Issues loading ACCESS-OM2-01 data from cycle 4

Hello everyone! I am reposting here a question I asked via the CLEX slack channel.

I am trying to access sea ice concentration data from the 4th cycle of ACCESS-OM2-01. I am using the COSIMA cookbook to do this, but it is taking a long time to do anything. No data is loaded even after waiting for as long as 20 minutes. I tried restarting the kernel several times, but the problem persists. I also tried to load monthly sea ice concentration data, and I have been waiting for about 15 minutes I still do not have the data loaded into my Jupyter notebook.

For reference, loading data usually took 2-5 minutes using exactly the same method. I have also tried using two different conda environments (22.07 and 22.10) and that has not made a difference either.

I used the following line of code:

import cosima_cookbook as cc
import xarray

session = cc.database.create_session()
sic = cc.querying.getvar(‘01deg_jra55v140_iaf_cycle4’, ‘aice’, session, start_time = ‘1968’)

I am using the gadi_jupyter script to access GADI. As I mentioned before, I have done this before without any issues and did not have to wait this long. Are there any issues reported with GADI or perhaps the COSIMA cookbook? Or should I use ARE instead to run my scripts?

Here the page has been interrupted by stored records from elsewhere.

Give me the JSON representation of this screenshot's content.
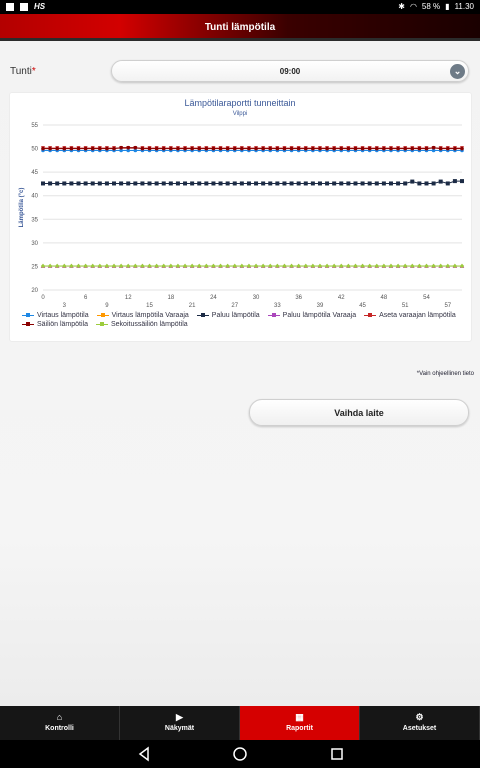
{
  "status_bar": {
    "left_text": "HS",
    "battery": "58 %",
    "time": "11.30"
  },
  "app_bar": {
    "title": "Tunti lämpötila"
  },
  "form": {
    "tunti_label": "Tunti",
    "required_mark": "*",
    "tunti_value": "09:00"
  },
  "chart_data": {
    "type": "line",
    "title": "Lämpötilaraportti tunneittain",
    "subtitle": "Vilppi",
    "ylabel": "Lämpötila (°c)",
    "ylim": [
      20,
      55
    ],
    "yticks": [
      20,
      25,
      30,
      35,
      40,
      45,
      50,
      55
    ],
    "xlim": [
      0,
      59
    ],
    "xticks_top": [
      "0",
      "6",
      "12",
      "18",
      "24",
      "30",
      "36",
      "42",
      "48",
      "54"
    ],
    "xticks_bottom": [
      "3",
      "9",
      "15",
      "21",
      "27",
      "33",
      "39",
      "45",
      "51",
      "57"
    ],
    "grid": true,
    "legend_position": "bottom",
    "series": [
      {
        "name": "Virtaus lämpötila",
        "color": "#1e88e5",
        "marker": "circle",
        "values": [
          49.6
        ]
      },
      {
        "name": "Virtaus lämpötila Varaaja",
        "color": "#ff9800",
        "marker": "triangle",
        "values": [
          25.1
        ]
      },
      {
        "name": "Paluu lämpötila",
        "color": "#1c2b45",
        "marker": "square",
        "values": [
          42.6,
          42.6,
          42.6,
          42.6,
          42.6,
          42.6,
          42.6,
          42.6,
          42.6,
          42.6,
          42.6,
          42.6,
          42.6,
          42.6,
          42.6,
          42.6,
          42.6,
          42.6,
          42.6,
          42.6,
          42.6,
          42.6,
          42.6,
          42.6,
          42.6,
          42.6,
          42.6,
          42.6,
          42.6,
          42.6,
          42.6,
          42.6,
          42.6,
          42.6,
          42.6,
          42.6,
          42.6,
          42.6,
          42.6,
          42.6,
          42.6,
          42.6,
          42.6,
          42.6,
          42.6,
          42.6,
          42.6,
          42.6,
          42.6,
          42.6,
          42.6,
          42.6,
          43.0,
          42.6,
          42.6,
          42.6,
          43.0,
          42.6,
          43.1,
          43.1
        ]
      },
      {
        "name": "Paluu lämpötila Varaaja",
        "color": "#ab47bc",
        "marker": "triangle",
        "values": [
          25.1
        ]
      },
      {
        "name": "Aseta varaajan lämpötila",
        "color": "#c62828",
        "marker": "triangle-down",
        "values": [
          50.1
        ]
      },
      {
        "name": "Säiliön lämpötila",
        "color": "#8b0000",
        "marker": "circle",
        "values": [
          50.0,
          50.0,
          50.0,
          50.0,
          50.0,
          50.0,
          50.0,
          50.0,
          50.0,
          50.0,
          50.0,
          50.2,
          50.2,
          50.2,
          50.0,
          50.0,
          50.0,
          50.0,
          50.0,
          50.0,
          50.0,
          50.0,
          50.0,
          50.0,
          50.0,
          50.0,
          50.0,
          50.0,
          50.0,
          50.0,
          50.0,
          50.0,
          50.0,
          50.0,
          50.0,
          50.0,
          50.0,
          50.0,
          50.0,
          50.0,
          50.0,
          50.0,
          50.0,
          50.0,
          50.0,
          50.0,
          50.0,
          50.0,
          50.0,
          50.0,
          50.0,
          50.0,
          50.0,
          50.0,
          50.0,
          50.2,
          50.0,
          50.0,
          50.0,
          50.0
        ]
      },
      {
        "name": "Sekoitussäiliön lämpötila",
        "color": "#9ccc3c",
        "marker": "diamond",
        "values": [
          25.1
        ]
      }
    ]
  },
  "note": "*Vain ohjeellinen tieto",
  "vaihda_button": "Vaihda laite",
  "tabs": [
    {
      "label": "Kontrolli",
      "icon": "home-icon"
    },
    {
      "label": "Näkymät",
      "icon": "video-icon"
    },
    {
      "label": "Raportit",
      "icon": "grid-icon",
      "active": true
    },
    {
      "label": "Asetukset",
      "icon": "gear-icon"
    }
  ]
}
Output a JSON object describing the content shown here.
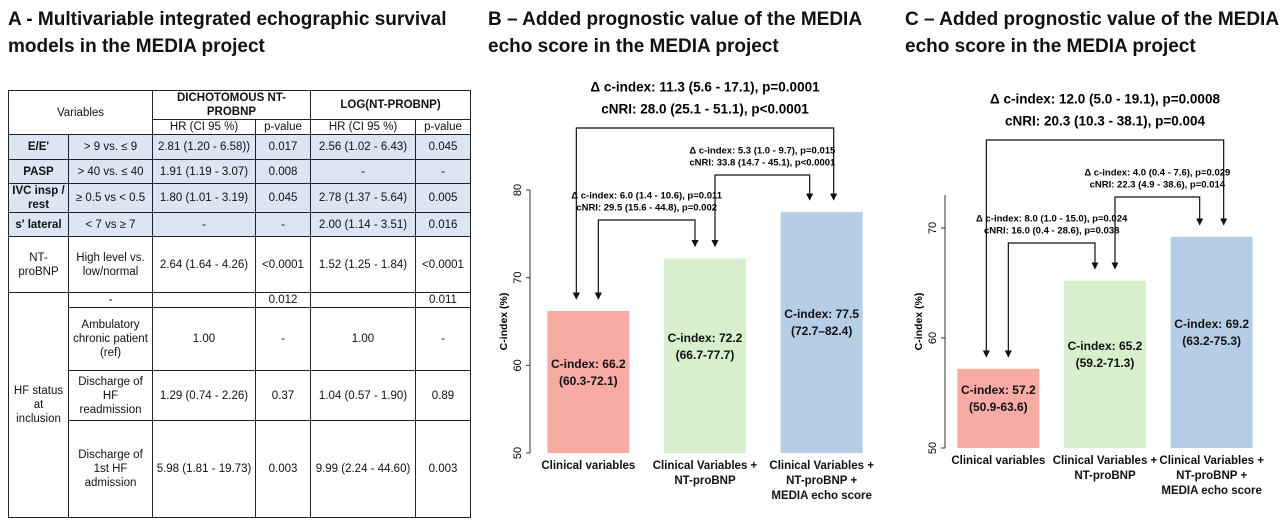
{
  "panel_a": {
    "title": "A - Multivariable integrated echographic survival models in the MEDIA project",
    "table": {
      "header": {
        "variables": "Variables",
        "groups": [
          "DICHOTOMOUS NT-PROBNP",
          "LOG(NT-PROBNP)"
        ],
        "columns": [
          "HR (CI 95 %)",
          "p-value",
          "HR (CI 95 %)",
          "p-value"
        ]
      },
      "rows": [
        {
          "variable": "E/E'",
          "level": "> 9 vs. ≤ 9",
          "cells": [
            "2.81 (1.20 - 6.58))",
            "0.017",
            "2.56 (1.02 - 6.43)",
            "0.045"
          ],
          "highlight": true
        },
        {
          "variable": "PASP",
          "level": "> 40 vs. ≤ 40",
          "cells": [
            "1.91 (1.19 - 3.07)",
            "0.008",
            "-",
            "-"
          ],
          "highlight": true
        },
        {
          "variable": "IVC insp / rest",
          "level": "≥ 0.5 vs < 0.5",
          "cells": [
            "1.80 (1.01 - 3.19)",
            "0.045",
            "2.78 (1.37 - 5.64)",
            "0.005"
          ],
          "highlight": true
        },
        {
          "variable": "s' lateral",
          "level": "< 7 vs ≥ 7",
          "cells": [
            "-",
            "-",
            "2.00 (1.14 - 3.51)",
            "0.016"
          ],
          "highlight": true
        },
        {
          "variable": "NT-proBNP",
          "level": "High level vs. low/normal",
          "cells": [
            "2.64 (1.64 - 4.26)",
            "<0.0001",
            "1.52 (1.25 - 1.84)",
            "<0.0001"
          ],
          "highlight": false
        }
      ],
      "hf_status": {
        "variable": "HF status at inclusion",
        "rows": [
          {
            "level": "-",
            "cells": [
              null,
              "0.012",
              null,
              "0.011"
            ]
          },
          {
            "level": "Ambulatory chronic patient (ref)",
            "cells": [
              "1.00",
              "-",
              "1.00",
              "-"
            ]
          },
          {
            "level": "Discharge of HF readmission",
            "cells": [
              "1.29 (0.74 - 2.26)",
              "0.37",
              "1.04 (0.57 - 1.90)",
              "0.89"
            ]
          },
          {
            "level": "Discharge of 1st HF admission",
            "cells": [
              "5.98 (1.81 - 19.73)",
              "0.003",
              "9.99 (2.24 - 44.60)",
              "0.003"
            ]
          }
        ]
      }
    }
  },
  "chart_data": [
    {
      "type": "bar",
      "title": "B – Added prognostic value of the MEDIA echo score in the MEDIA project",
      "ylabel": "C-index (%)",
      "categories": [
        "Clinical variables",
        "Clinical Variables + NT-proBNP",
        "Clinical Variables + NT-proBNP + MEDIA echo score"
      ],
      "values": [
        66.2,
        72.2,
        77.5
      ],
      "value_labels": [
        "C-index: 66.2 (60.3-72.1)",
        "C-index: 72.2 (66.7-77.7)",
        "C-index: 77.5 (72.7–82.4)"
      ],
      "colors": [
        "#f8aaa4",
        "#d8efcd",
        "#b6cde6"
      ],
      "ylim": [
        50,
        80
      ],
      "yticks": [
        50,
        60,
        70,
        80
      ],
      "comparisons": [
        {
          "delta": "Δ c-index: 11.3 (5.6 - 17.1), p=0.0001",
          "cnri": "cNRI: 28.0 (25.1 - 51.1), p<0.0001"
        },
        {
          "delta": "Δ c-index: 5.3 (1.0 - 9.7), p=0.015",
          "cnri": "cNRI: 33.8 (14.7 - 45.1), p<0.0001"
        },
        {
          "delta": "Δ c-index: 6.0 (1.4 - 10.6), p=0.011",
          "cnri": "cNRI: 29.5 (15.6 - 44.8), p=0.002"
        }
      ]
    },
    {
      "type": "bar",
      "title": "C – Added prognostic value of the MEDIA echo score in the MEDIA project",
      "ylabel": "C-index (%)",
      "categories": [
        "Clinical variables",
        "Clinical Variables + NT-proBNP",
        "Clinical Variables + NT-proBNP + MEDIA echo score"
      ],
      "values": [
        57.2,
        65.2,
        69.2
      ],
      "value_labels": [
        "C-index: 57.2 (50.9-63.6)",
        "C-index: 65.2 (59.2-71.3)",
        "C-index: 69.2 (63.2-75.3)"
      ],
      "colors": [
        "#f8aaa4",
        "#d8efcd",
        "#b6cde6"
      ],
      "ylim": [
        50,
        73
      ],
      "yticks": [
        50,
        60,
        70
      ],
      "comparisons": [
        {
          "delta": "Δ c-index: 12.0 (5.0 - 19.1), p=0.0008",
          "cnri": "cNRI: 20.3 (10.3 - 38.1), p=0.004"
        },
        {
          "delta": "Δ c-index: 4.0 (0.4 - 7.6), p=0.029",
          "cnri": "cNRI: 22.3 (4.9 - 38.6), p=0.014"
        },
        {
          "delta": "Δ c-index: 8.0 (1.0 - 15.0), p=0.024",
          "cnri": "cNRI: 16.0 (0.4 - 28.6), p=0.038"
        }
      ]
    }
  ]
}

Additionally, there is at least one other person who experienced the same issue while loading data today. They decided to switch tasks because the cookbook was not loading any of the data they needed. Unlike me, they were using ARE to access GADI.

Any help will be appreciated.

Denisse

1 Like

I’m using analysis3-unstable, and this is also taking a really long time for me, and consuming an unreasonable amount of memory (over 25Gb).

CPU times: user 17min 27s, sys: 21min 5s, total: 38min 32s
Wall time: 38min 24s

By adding a few arguments to skip the coordinate verification, this was relatively fast for me (on a login node):

In [42]: %time sis = cc.querying.getvar(
                       "01deg_jra55v140_iaf_cycle4", "aice", s,
                       start_time="1968", compat="override", coords="minimal"
                     )    
CPU times: user 2min 45s, sys: 1min 40s, total: 4min 26s
Wall time: 2min 54s

The long sys time indicates that it spent a long time doing IO, probably because it’s reading 4x2D grids out of every file, and then comparing them all. Maybe this doesn’t come up as badly for the ocean data because it’s not output on a curvilinear grid?

This was brought up before:

With the suggested fix being to use decode_coords=False, as demonstrated in the ice plotting recipe. This gives me very similar timing to above:

In [61]: %time sis = cc.querying.getvar(
                       "01deg_jra55v140_iaf_cycle4", "aice", s,
                       start_time="1968", decode_coords=False
                     )
CPU times: user 2min 39s, sys: 1min 31s, total: 4min 11s
Wall time: 2min 34s

The difference between the two methods is that the first one will give you TLON, TLAT, ULON, ULAT (in addition to time) as coordinates on the resulting DataArray; whereas the second one will only give you a time coordinate – the spatial dimensions just have integer indices.

2 Likes

Wondering if we can test whether this is:

  1. a database problem, in that the cookbook is taking a long time to find the files/metadata; or
  2. a structural problem with the way ice data is saved (either in cycle 4, or more generally?)

@rbeucher and @dougiesquire are looking at ways to improve data catalogues, and it would be nice to know if this problem depends on the database itself …

In this case, it’s option 2: it’s just the way CICE’s sea ice data works (the GitHub issue has a little more technical detail – it would more generally apply to any output with 2D coordinates that get brought in). We could work around it in the cookbook, by doing things like:

  1. different defaults for coords, compat, etc. options for open_mfdataset
  2. default to decode_coords=False (I don’t think this is a good idea)
  3. detect if a variable’s coordinates are 2D at query time and throw a warning, with suggestions for options to speed up the load and/or a link to a notebook demonstrating the difference

Part of the issue is that maybe we can’t (shouldn’t?) necessarily rely on all the files within an experiment being self-consistent to the point that we can use the nested method of concatenating files and assuming that the coordinates all line up. That probably falls more on the data cataloguing side of things.

Yes, I wonder if checking that all the data in an experiment can be concatenated could be something that is done once when the experiment is added to the database? Then compat="override" and coords="minimal" could safely be used by default.